Still, this friction was minimal compared to the benefits: better output formatting, more accurate debugging help, and actual working payloads—something no underground or open model consistently delivered.

AI Exploits Are Coming—But So Are AI Defenses

Campobasso doesn’t discount the threat posed by rapidly improving models. He pointed to reasoning-capable AIs and task-specific fine-tuning as key accelerants. But he also noted several obstacles that will likely delay full-blown “vibe hacking”:

Resources: High-performing models are still compute-heavy, limiting access to well-funded groups like state-sponsored actors.

Export controls: AI models capable of generating military-grade exploits may soon fall under Wassenaar-like restrictions.

Cognitive limits: Current models still struggle with multi-step reasoning, memory handling, and basic exploit logic.

More importantly, he emphasized, AI helps defenders too.

“At Forescout, we’re using AI to generate readable threat reports, integrate intelligence with tools like Microsoft Copilot, and deploy honeypots for ransomware tracking,” said Campobasso. “The same technology reshaping offense can—and must—be used to strengthen defense.”

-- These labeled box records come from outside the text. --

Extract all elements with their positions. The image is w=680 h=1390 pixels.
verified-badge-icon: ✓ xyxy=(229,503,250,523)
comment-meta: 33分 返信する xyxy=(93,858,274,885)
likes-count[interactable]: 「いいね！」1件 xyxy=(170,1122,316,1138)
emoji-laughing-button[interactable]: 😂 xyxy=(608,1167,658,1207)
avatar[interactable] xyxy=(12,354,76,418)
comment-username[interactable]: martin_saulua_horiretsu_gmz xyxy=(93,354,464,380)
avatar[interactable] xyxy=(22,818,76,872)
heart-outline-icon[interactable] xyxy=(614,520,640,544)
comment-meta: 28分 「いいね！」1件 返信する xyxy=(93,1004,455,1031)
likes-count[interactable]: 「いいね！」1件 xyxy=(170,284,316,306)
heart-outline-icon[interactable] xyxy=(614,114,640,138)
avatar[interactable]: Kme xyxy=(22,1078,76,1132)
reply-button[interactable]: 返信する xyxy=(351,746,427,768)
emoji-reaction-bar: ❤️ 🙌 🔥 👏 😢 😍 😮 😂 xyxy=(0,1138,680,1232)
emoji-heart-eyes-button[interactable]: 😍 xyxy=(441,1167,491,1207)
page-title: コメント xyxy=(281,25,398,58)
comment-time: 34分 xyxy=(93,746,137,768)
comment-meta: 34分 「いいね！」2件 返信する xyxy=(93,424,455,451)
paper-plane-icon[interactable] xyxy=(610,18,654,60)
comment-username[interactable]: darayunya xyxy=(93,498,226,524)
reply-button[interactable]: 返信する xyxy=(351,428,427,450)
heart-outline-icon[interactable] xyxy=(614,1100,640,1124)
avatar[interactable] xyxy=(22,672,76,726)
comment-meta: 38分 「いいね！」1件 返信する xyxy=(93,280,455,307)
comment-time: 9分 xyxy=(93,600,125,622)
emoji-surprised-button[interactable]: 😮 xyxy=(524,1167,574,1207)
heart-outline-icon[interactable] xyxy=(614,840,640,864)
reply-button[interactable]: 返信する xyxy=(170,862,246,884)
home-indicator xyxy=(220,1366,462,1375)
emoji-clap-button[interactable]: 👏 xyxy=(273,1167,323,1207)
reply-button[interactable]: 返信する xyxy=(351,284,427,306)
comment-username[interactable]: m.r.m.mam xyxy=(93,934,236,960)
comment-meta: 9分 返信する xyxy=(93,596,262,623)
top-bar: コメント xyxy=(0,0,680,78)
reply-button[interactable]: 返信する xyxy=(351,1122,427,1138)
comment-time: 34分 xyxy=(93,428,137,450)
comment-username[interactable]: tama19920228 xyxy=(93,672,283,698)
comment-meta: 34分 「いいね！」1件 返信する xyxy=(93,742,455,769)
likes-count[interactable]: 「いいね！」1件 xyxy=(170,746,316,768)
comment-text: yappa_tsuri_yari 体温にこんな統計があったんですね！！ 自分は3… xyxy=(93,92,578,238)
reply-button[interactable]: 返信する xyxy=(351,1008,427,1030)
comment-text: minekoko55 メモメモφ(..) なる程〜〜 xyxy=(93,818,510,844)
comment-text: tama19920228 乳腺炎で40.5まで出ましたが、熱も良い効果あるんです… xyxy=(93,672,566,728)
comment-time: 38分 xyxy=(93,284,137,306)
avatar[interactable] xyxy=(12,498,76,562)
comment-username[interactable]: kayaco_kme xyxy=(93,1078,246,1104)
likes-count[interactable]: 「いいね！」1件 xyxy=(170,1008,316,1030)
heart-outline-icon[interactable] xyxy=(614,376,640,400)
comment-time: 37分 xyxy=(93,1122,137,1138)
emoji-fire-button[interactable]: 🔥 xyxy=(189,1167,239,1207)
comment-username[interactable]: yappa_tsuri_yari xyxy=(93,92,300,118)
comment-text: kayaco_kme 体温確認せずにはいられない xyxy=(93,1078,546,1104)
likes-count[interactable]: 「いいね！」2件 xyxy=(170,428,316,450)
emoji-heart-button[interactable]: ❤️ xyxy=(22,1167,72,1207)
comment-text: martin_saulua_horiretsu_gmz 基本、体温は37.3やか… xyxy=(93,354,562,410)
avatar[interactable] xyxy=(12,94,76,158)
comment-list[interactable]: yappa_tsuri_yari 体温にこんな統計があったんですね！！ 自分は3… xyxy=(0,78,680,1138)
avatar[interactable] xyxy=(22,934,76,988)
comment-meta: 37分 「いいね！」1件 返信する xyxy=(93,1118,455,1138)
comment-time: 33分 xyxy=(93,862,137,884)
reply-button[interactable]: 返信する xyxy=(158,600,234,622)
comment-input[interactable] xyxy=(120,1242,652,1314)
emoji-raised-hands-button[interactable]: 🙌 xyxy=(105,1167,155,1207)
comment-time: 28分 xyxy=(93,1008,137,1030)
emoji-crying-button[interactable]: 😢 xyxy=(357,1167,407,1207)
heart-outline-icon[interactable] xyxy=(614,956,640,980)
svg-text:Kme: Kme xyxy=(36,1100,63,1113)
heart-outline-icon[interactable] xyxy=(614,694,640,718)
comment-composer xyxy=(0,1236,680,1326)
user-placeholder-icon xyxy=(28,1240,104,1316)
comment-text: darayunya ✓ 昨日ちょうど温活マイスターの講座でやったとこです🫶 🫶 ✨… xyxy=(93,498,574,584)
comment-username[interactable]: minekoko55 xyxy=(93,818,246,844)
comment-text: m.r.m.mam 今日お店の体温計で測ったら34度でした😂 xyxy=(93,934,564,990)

What Should Defenders Do Now?

The study's takeaway: AI may eventually make vulnerability discovery and exploit development easier, but it hasn’t yet revolutionized cyber offense. Organizations should focus less on panicking about AI-powered attackers and more on getting the basics right.

Patch management. Segmentation. Least privilege. Zero Trust. These are still the best defenses—even against an AI-written exploit.

“Most real-world attacks still rely on known vulnerabilities, misconfigurations, and human error,” Campobasso noted. “So these tools may soon increase the number of attacks, but not their sophistication.”

In other words: AI isn’t rewriting the cyber playbook yet. But it’s learning fast. And defenders would do well to study just as hard.